2. Cola taps in order to be able to meet the high level of consumer demand in cinemas,
restaurants and events where the brand stands. Enjoy visibility to strengthen the association with
conviviality. Based on the BMC, we have now defined the products that Happy Cola sells. the next
step now is sales targets!
3. Customer Segments
For your financial plan, it is important to clearly define your customer to know the size of your market and then to make a sales target with that knowledge. Back to the example: Happy Cola has decided to focus mainly on hip adolescents. Because what appears? Happy Cola's market research shows that there is a great need for a new type of cola in the urban agglomeration.
Young people in the urban agglomeration are desperately looking for a new cola brand, as currently only Pepsi and coca cola is sold.
The area currently sells 10 million liters of cola to adolescents and Happy Cola wants to get 10% of that market in the coming year. The company estimates to be able to sell cola in 600,000 liter bottles and also 400 taps, each of which accounts for 1,000 liters of cola per year.
This gives Happy Cola 10% of the market (1 million liters of cola sold) and the following sales targets for the coming year:
1. 600,000 liter bottles of cola
2. 400 cola taps (* 1,000 liters per tap = 400,000 liters of cola)
4. Revenue
By making a business model, a turnover forecast can be drawn up. To determine your business model, ask yourself two questions: 1) how do you earn money (renting, leasing, one-off sales, subscription, etc.); and 2) what price do you ask for the products / services you sell? It works as follows for Happy Cola. The company sells liter bottles for € 1 each as a one-off sale via supermarkets. In addition, it offers cola-taps for restaurants, cinemas and event agencies for € 1,200 per year on the basis of a 5-year lease contract.
This means that Happy Cola's sales forecast for next year looks like this:
1. Bottles: € 600,000 (600,000 bottles * € 1 selling price)
2. Taps: € 480,000 (400 taps * € 1,200 rental price)

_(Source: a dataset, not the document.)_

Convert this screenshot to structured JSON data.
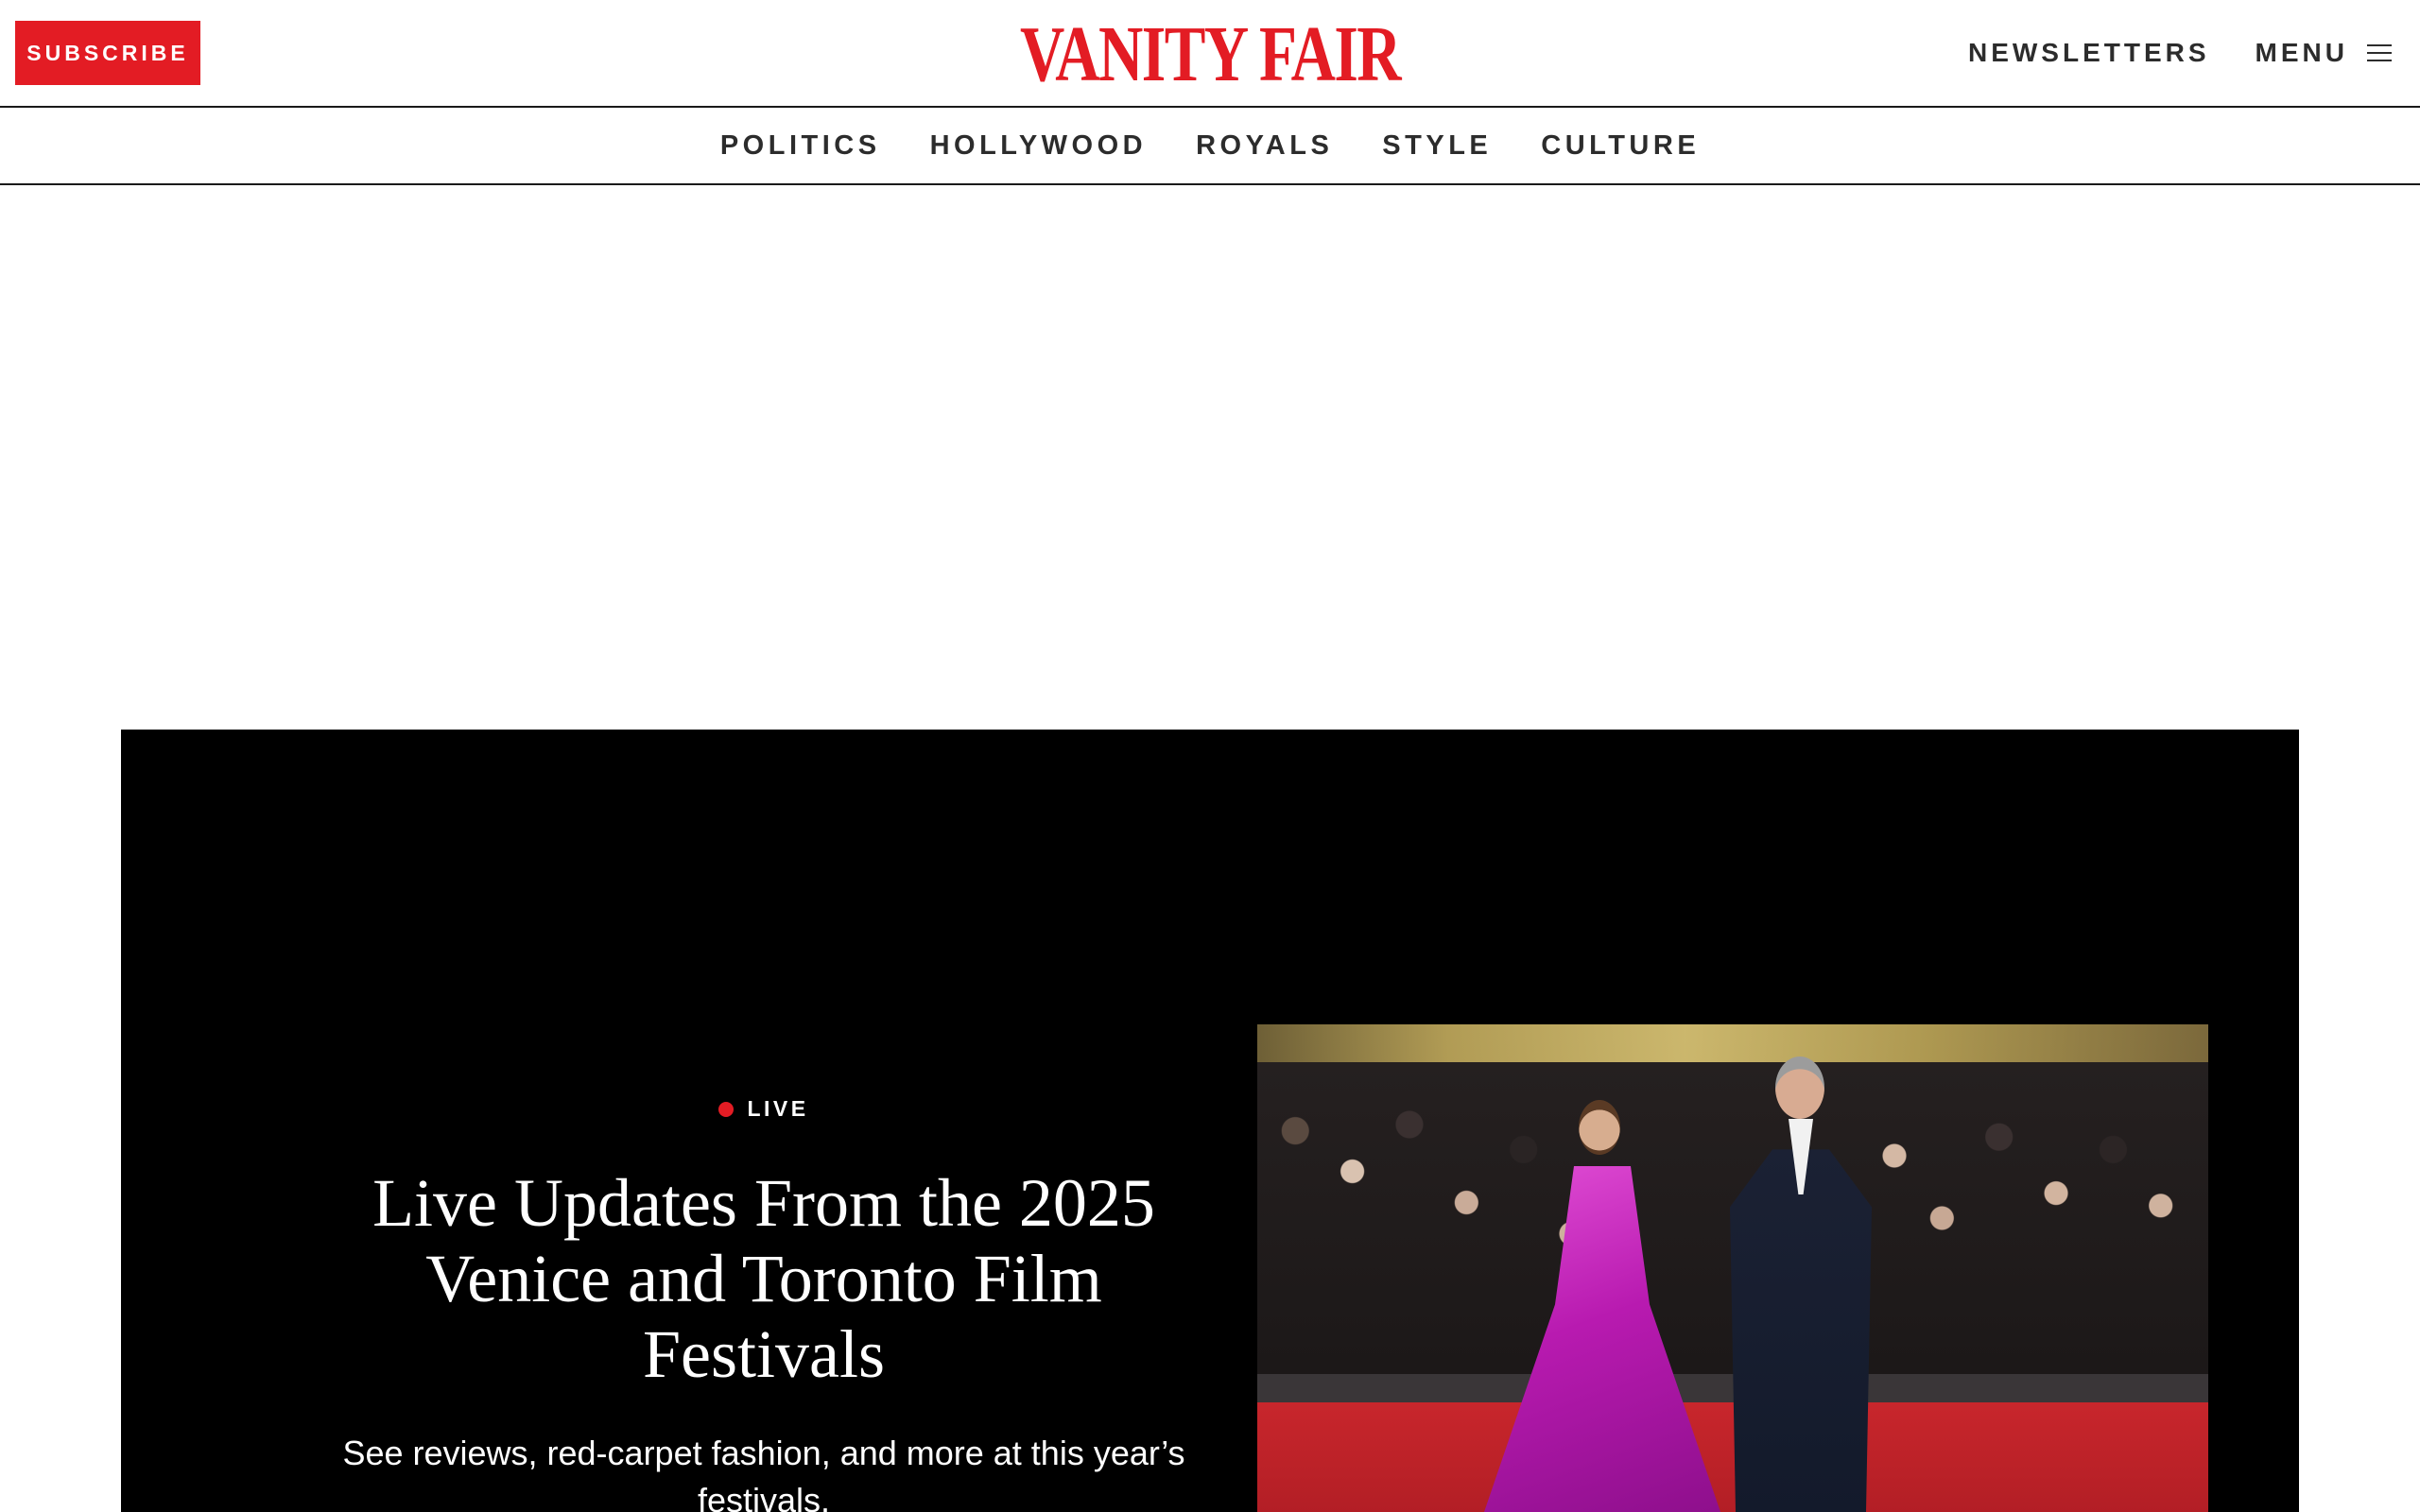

The bottles of cola are not a more valuable source of income since the bottles are sold as a one-
off sale through the supermarket, while the taps are being let over a period of 5 years and thus
yield longer term. Because of this contract, Happy Cola is reasonably certain that it will earn €
480,000 per annum in the coming 5 years by renting the taps. In order to market the individual
bottles of cola, however, investments must be reinvested every year in sales and marketing. The
tap sales therefore show the advantage of a business model with repeated revenue streams
("recurring revenue")!
5. Cost structure
To estimate the costs, ask yourself two more questions:
1) what are the costs that move one-by- one / fluctuate with your sales (the variable costs)
2) what are the costs that you incur, regardless of how much sales you are running (the fixed costs)?
Happy Cola, for example, has to take into account € 0.50 of purchased plastic per bottle. Material costs for the taps (purchased plastic and metal) are € 400 per tap. The more taps and bottles of Happy Cola sell, the more plastic and metal it needs to buy. These costs are therefore variable costs.
Happy Cola also leases a large sales office in the urban agglomeration and pays € 50,000 per year for this. These are fixed costs: whether Happy Cola sells 0, 100,000 or 1,000,000 liters of cola, the rent will have to pay the company anyway.
Happy Cola's costs are as follows:
1. Variable cost bottles: € 300,000 (600,000 bottles * € 0.50 cost price)
2. Variable costs tapered: € 160,000 (400 taps * € 400 cost)
3. Fixed costs (rent): € 50,000
6. All together
There you go! We have just made a global financial forecast for Happy Cola for next year as shown in the table below!